I also know this paper/poster was indexed recently under OpenRevew but I'm still waiting for some more implementation details to look at: https://openreview.net/forum?id=6GR8KqWCWf
FPGA routing I don't think anyone has touched on using ML/DL but I do know that there is some talk about using ML/DL models with current routing approaches to replace search heuristics (think like replacing or augmenting something like A*) or do routability predictions. Certainly, there are probably many ways to use RL in routing as there are many places in current algorithms to intelligently make certain heuristic decisions.
Edit: I also want to note that there are a ton of works that also use ML/DL to tune the "hyperparameters" of EDA tools such as placers and routers. Think ML/DL for back-box non-linear optimization.
> The technique in particular rather reformulates VLSI placement in terms of a non-linear optimization problem. Which is how ML frameworks (broadly) work, optimizing approximations to high-dimensional non-linear functions. So it's not like, shoving the netlist it into an LLM or an existing network or anything.
Do you mean it uses gradient descent to find the optimum?

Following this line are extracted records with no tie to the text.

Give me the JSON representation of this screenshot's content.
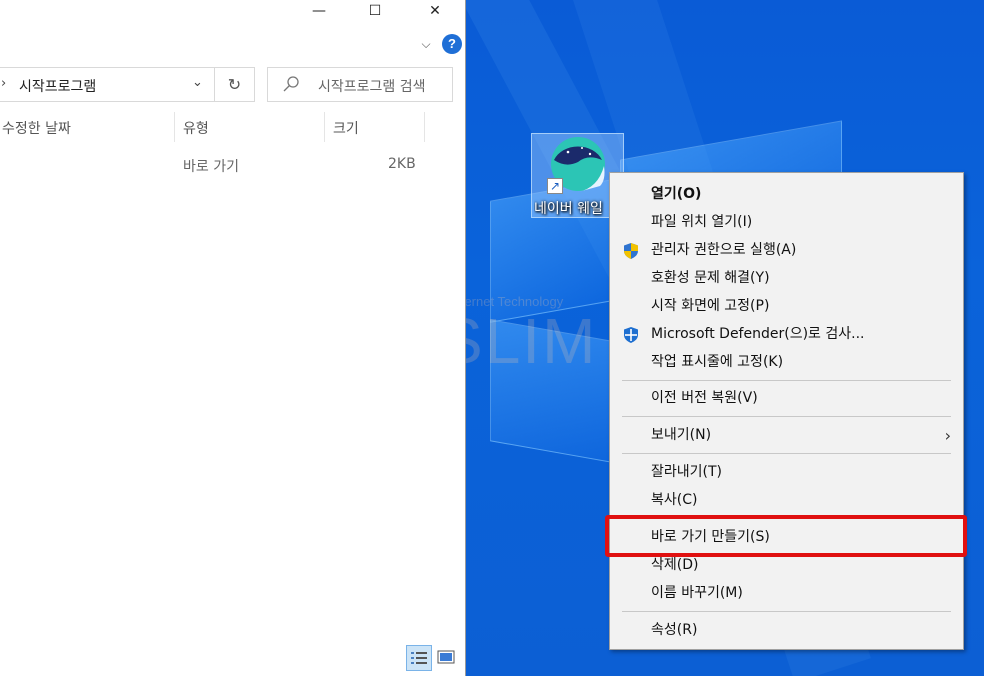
{
  "explorer": {
    "address_path": "시작프로그램",
    "search_placeholder": "시작프로그램 검색",
    "columns": [
      "수정한 날짜",
      "유형",
      "크기"
    ],
    "row": {
      "type": "바로 가기",
      "size": "2KB"
    },
    "window_controls": {
      "minimize": "—",
      "maximize": "☐",
      "close": "✕"
    },
    "help_glyph": "?"
  },
  "desktop": {
    "icon_label": "네이버 웨일",
    "watermark_text": "SLIM",
    "watermark_subtitle": "Internet Technology"
  },
  "context_menu": {
    "items": [
      {
        "label": "열기(O)",
        "icon": ""
      },
      {
        "label": "파일 위치 열기(I)",
        "icon": ""
      },
      {
        "label": "관리자 권한으로 실행(A)",
        "icon": "uac-shield-icon"
      },
      {
        "label": "호환성 문제 해결(Y)",
        "icon": ""
      },
      {
        "label": "시작 화면에 고정(P)",
        "icon": ""
      },
      {
        "label": "Microsoft Defender(으)로 검사...",
        "icon": "defender-icon"
      },
      {
        "label": "작업 표시줄에 고정(K)",
        "icon": ""
      },
      {
        "label": "이전 버전 복원(V)",
        "icon": ""
      },
      {
        "label": "보내기(N)",
        "icon": ""
      },
      {
        "label": "잘라내기(T)",
        "icon": ""
      },
      {
        "label": "복사(C)",
        "icon": ""
      },
      {
        "label": "바로 가기 만들기(S)",
        "icon": ""
      },
      {
        "label": "삭제(D)",
        "icon": ""
      },
      {
        "label": "이름 바꾸기(M)",
        "icon": ""
      },
      {
        "label": "속성(R)",
        "icon": ""
      }
    ],
    "submenu_arrow": "›"
  },
  "colors": {
    "highlight_border": "#e01010",
    "desktop_blue": "#0a5bd6",
    "menu_bg": "#f2f2f2"
  }
}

So my partner wrote the Verilog code for the annealer and I wrote a C++ program that attached virtual springs to each gate, iteratively moving gates closer together if they were far apart. At first, the movements are dramatic, but over time, the total length of all gates converges onto an asymptotic limit that is much better than the starting point.
Once we had a gate layout implemented in an obscure EDM language, we were able to bring it into SPICE and damn right it worked the first time! I think the professor was somewhat mystified why we didn’t just build a simple 4-bit adder instead, but spend 50 hours on this project was a lot more fun than doing a hand layout.